A Hasidic Story Permitting Sabbath Desecration

Question

On the Sabbath I read in a Hasidic piece on the weekly Torah portion about a Hasid in a town who became very ill in the middle of the Sabbath. They sent a messenger to the Rebbe (his name was mentioned, but I don’t remember it) who went beyond the Sabbath boundary in order to ask for mercy on his behalf.
When the rabbi heard about this (I don’t remember his name either), he asked the Rebbe how this could be permitted, given that it involved violating a Torah-level prohibition.
He answered: this follows by an a fortiori argument. After all, a doctor is permitted to heal a dangerously ill person on the Sabbath. And if a doctor, about whom it is said, “permission was given to the doctor to heal,” may heal on the Sabbath,
then all the more so one may seek mercy through a righteous man, about whom it is said, “one who needs mercy should go to the righteous person” (a quote from some Talmudic passage), in obligatory language: “should go”!
 
The story was presented to the Hasidic audience without any qualification regarding practical Jewish law; it seems this was a ruling in every sense.
Where would you classify such an instruction?
Plain-sense interpretation / midrashic / Reform / Conservative / some other mutation?

Answer

It was the Rebbe of Belz.
Seemingly, the matter depends on the question whether going to a righteous man really is effective (and whether he really is a righteous man). If so, then why not violate the Sabbath? So this has nothing whatsoever to do with Reform or any other mutation. There is a factual discussion here. However, quite a few later authorities wrote that even if it is effective, it is still forbidden to violate the Sabbath for a segulah-type rescue. Birkei Yosef and Rabbi Shlomo Kluger, among others, discussed this at length. If I recall correctly, they brought proof from the Talmud in Makkot about throwing the Divine Name in order to stop the depths.

Discussion on Answer

Shmuel (2025-03-03)

Okay. Now I see there’s actually a real halakhic discussion about this (all the halakhic decisors are stringent about it).
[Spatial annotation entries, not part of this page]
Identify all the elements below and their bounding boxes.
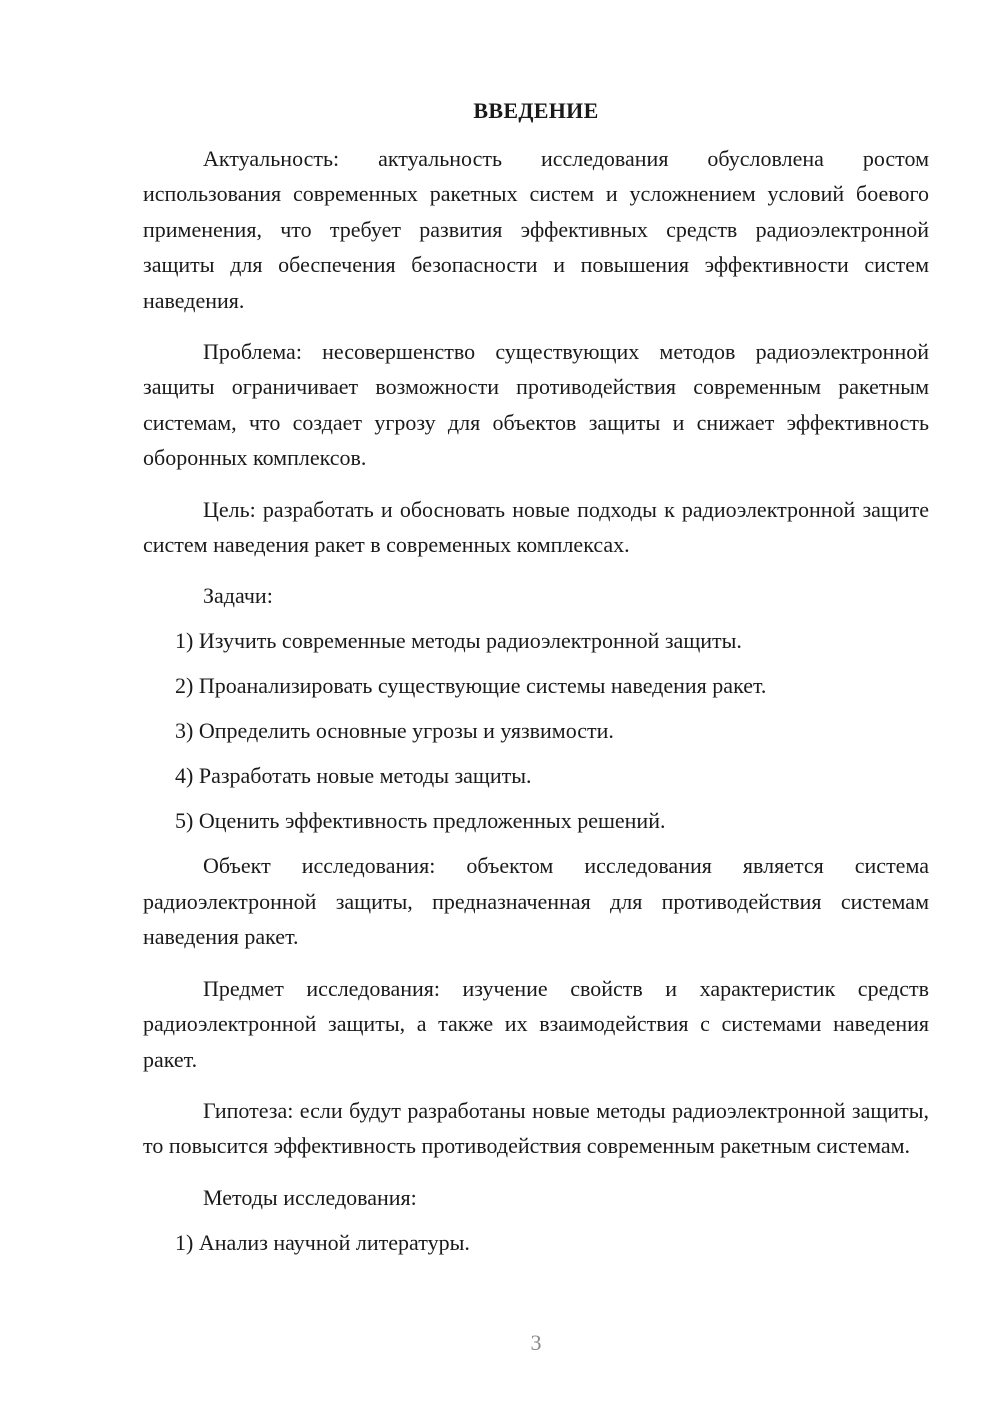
problem-paragraph: Проблема: несовершенство существующих методов радиоэлектронной защиты ограничивает возможности противодействия современным ракетным системам, что создает угрозу для объектов защиты и снижает эффективность оборонных комплексов. — [143, 339, 929, 471]
task-number: 3 ) — [175, 718, 199, 743]
task-number: 4 ) — [175, 763, 199, 788]
methods-label: Методы исследования: — [203, 1184, 417, 1210]
task-item — [143, 803, 929, 838]
relevance-paragraph: Актуальность: актуальность исследования обусловлена ростом использования современных ракетных систем и усложнением условий боевого применения, что требует развития эффективных средств радиоэлектронной защиты для обеспечения безопасности и повышения эффективности систем наведения. — [143, 146, 929, 313]
task-text: Определить основные угрозы и уязвимости. — [198, 718, 614, 744]
tasks-label: Задачи: — [203, 583, 273, 609]
task-item — [143, 668, 929, 703]
task-item — [143, 713, 929, 748]
method-text: Анализ научной литературы. — [198, 1229, 470, 1255]
task-item — [143, 758, 929, 793]
tasks-list — [143, 623, 929, 838]
task-number: 5 ) — [175, 808, 199, 833]
method-number: 1 ) — [175, 1230, 199, 1255]
task-text: Изучить современные методы радиоэлектронной защиты. — [198, 628, 742, 654]
hypothesis-paragraph: Гипотеза: если будут разработаны новые методы радиоэлектронной защиты, то повысится эффективность противодействия современным ракетным системам. — [143, 1097, 929, 1159]
task-item — [143, 623, 929, 658]
task-text: Разработать новые методы защиты. — [198, 763, 532, 789]
task-number: 1 ) — [175, 628, 199, 653]
task-text: Оценить эффективность предложенных решений. — [198, 808, 666, 834]
section-title: ВВЕДЕНИЕ — [473, 98, 599, 123]
page-number: 3 — [530, 1330, 542, 1355]
subject-paragraph: Предмет исследования: изучение свойств и характеристик средств радиоэлектронной защиты, а также их взаимодействия с системами наведения ракет. — [143, 975, 929, 1072]
goal-paragraph: Цель: разработать и обосновать новые подходы к радиоэлектронной защите систем наведения ракет в современных комплексах. — [143, 496, 929, 558]
methods-list — [143, 1225, 929, 1260]
task-text: Проанализировать существующие системы наведения ракет. — [198, 673, 767, 699]
object-paragraph: Объект исследования: объектом исследования является система радиоэлектронной защиты, предназначенная для противодействия системам наведения ракет. — [143, 853, 929, 950]
task-number: 2 ) — [175, 673, 199, 698]
page-content — [143, 94, 929, 1270]
method-item — [143, 1225, 929, 1260]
That a fortiori argument seemed strange to me. And if they rely on it (as the story implies), it sounds really absurd and ridiculous to permit Sabbath desecration on that basis.

Michi (2025-03-03)

That a fortiori argument is just a Hasidic homily. Ignore it. There is a halakhic claim here that can be discussed.

Judah (2025-03-03)

The same issue exists regarding whether it is permitted to write a “holy name” on the Sabbath so that someone will be healed.